As oophorectomy, menopause, and pregnancy can effect estrogen level[25, 26], women who had undergone hysterectomy after menopause or oophorectomy were excluded in this series. In addition, there was no significant difference in the number of previous pregnancies between the two groups.
In this study, the degeneration of lumbar paravertebral, facet joints, intervertebral discs, and endplates was more severe in the HR group than in the NHR group. This phenomenon might be explained by hormonal changes that occur after hysterectomy. It was reported that estrogen plays an important role in degeneration of lumbar discs, facet joints, vertebral muscles, and vertebral endplates[3–7]. Hysterectomy might cause decreased ovarian function and a drop in estrogen level[12, 27]. These results support the hypothesis that lumbar spine degeneration may be accelerated by hysterectomy.

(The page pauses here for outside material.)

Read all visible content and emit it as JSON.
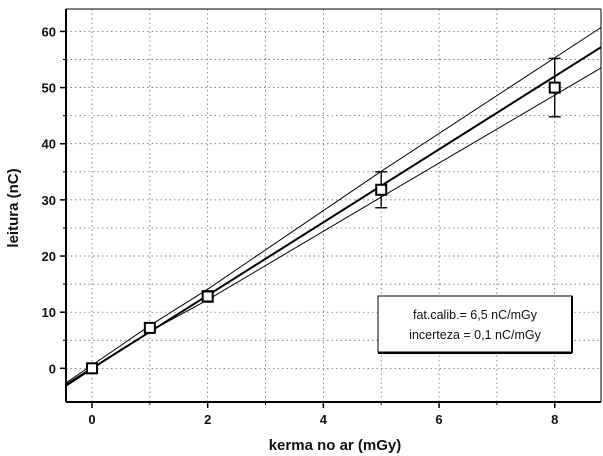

Another explanation for worsening lumbar spine degeneration after hysterectomy is that hysterectomy might cause pelvic floor and abdominal muscle deficits, leading to degenerative changes[28]. Panjabi et al. proposed that the diaphragm, pelvic floor muscles, transversus abdominis, and deep lumbar extensor muscles are responsible for spinal stability[29]. Moreover, previous studies have shown that impaired function of the muscular stability system is associated with low back pain[30, 31]. Therefore, the weakened pelvic and abdominal muscles may be also related to lumbar spine instability and, in the long run, lumbar spine degeneration.
Paravertebral Muscles
Several studies have reported that CT images can be used to measure the muscle FCSA and radiological denstiy[15–17]. The paravertebral muscles maintain the stability of the spine, lumbar lordosis and extension. In this research, the FCSA, SFCSA, and radiological density results are similar to those of previous studies[17, 32]. However, no significant differences in FCSA and SFCSA of the multifidus were found between the two study groups. Several studies have reported that multifidus atrophy is more susceptible to aging than other paravertebral muscles[33, 34]. Therefore, aging, rather than hysterectomy, may have played a dominant role in multifidus degeneration. Another possible explanation may be the lack of adequate sample size.
FJOA
The prevalence of FJOA was found higher in the HR group. Meanwhile, in another unpublished research by our team, more severe sacroiliac joint degeneration was also found in hysterectomized patients, suggesting that hysterectomy may be a risk factor for articular cartilage degeneration. Notably, the incidence of FJOA in this study was is consistent with a number of studies in East Asian countries[35], but lower than those in the US[36]. The difference may be attributed to ethnicity.
Intervertebral Disc Index And Pfirrmann Grade
DHI, an advanced sign of lumbar disc degeneration, was significantly lower in the HR group than the NHR group. Meanwhile, the Pfirrmann grades were significantly higher in the HR group at L1-L2 to L3-L4. Notably, there was no significant difference at L4-L5 to L5-S1 between the two groups. A reasonable explanation for this phenomenon is the L4-L5 and L5-S1 segments are responsible for most of the body’s weight, and the biomechanical characteristic may play the key role in the degeneration of the discs at the two segments. Disc degeneration is closely associated with degenerative lumbar spine disease, such as spinal stenosis[37]. Therefore, hysterectomy could be an associated risk factor.
Endplate Damage
In this study, EPD was more severe in the HR group from L3-L4 to L5-S1. Endplates are mainly composed of water, collagen II, and aggrecan. The endplates provide nutrition to the disc through diffusion and contribute to disc stability. Rajasekaran et al. reported that EPD can lead to disc degeneration via degradation of the matrix, decrease in nutrient diffusion, and loss of integrity[38]. In general, the endplate is fragile and susceptible to mechanical damage[39]. This study suggests that EPD may be also associated with estrogen, but further research is needed.
Modic Changes
Modic changes are changes in MRI signal intensity in the vertebral body marrow adjacent to the endplate. Type I change indicates acute inflammatory changes in the subchondral bone marrow, type II indicates lipid replacement, and type III indicates osteosclerosis[22]. Incidence of Modic changes is higher in patients with low back pain (median, 43%) and types I and II are the most common[40]. In our study, the incidence of Modic changes was significantly higher in the HR group. The incidence of type II Modic change was highest in both groups. Shahmohammadi et al. reported that Modic changes are related to age, disc degeneration, and sagittal lumbopelvic parameters[41]. Hormonal factors are also associated with incidence of Modic changes, which are more common in women over 45 years[42], and a variety of underlying mechanisms are thought to be implicated, including accelerated degeneration of discs, paravertebral muscles, and facet joints. The higher incidence of Modic change in the HR group indicated that Modic changes may associated with hormonal factors.
This study has some limitations. First, the estrogen level in patients was not examined before and after hysterectomy. Second, the authors only examined radiological measures of degeneration; clinical symptoms were not considered.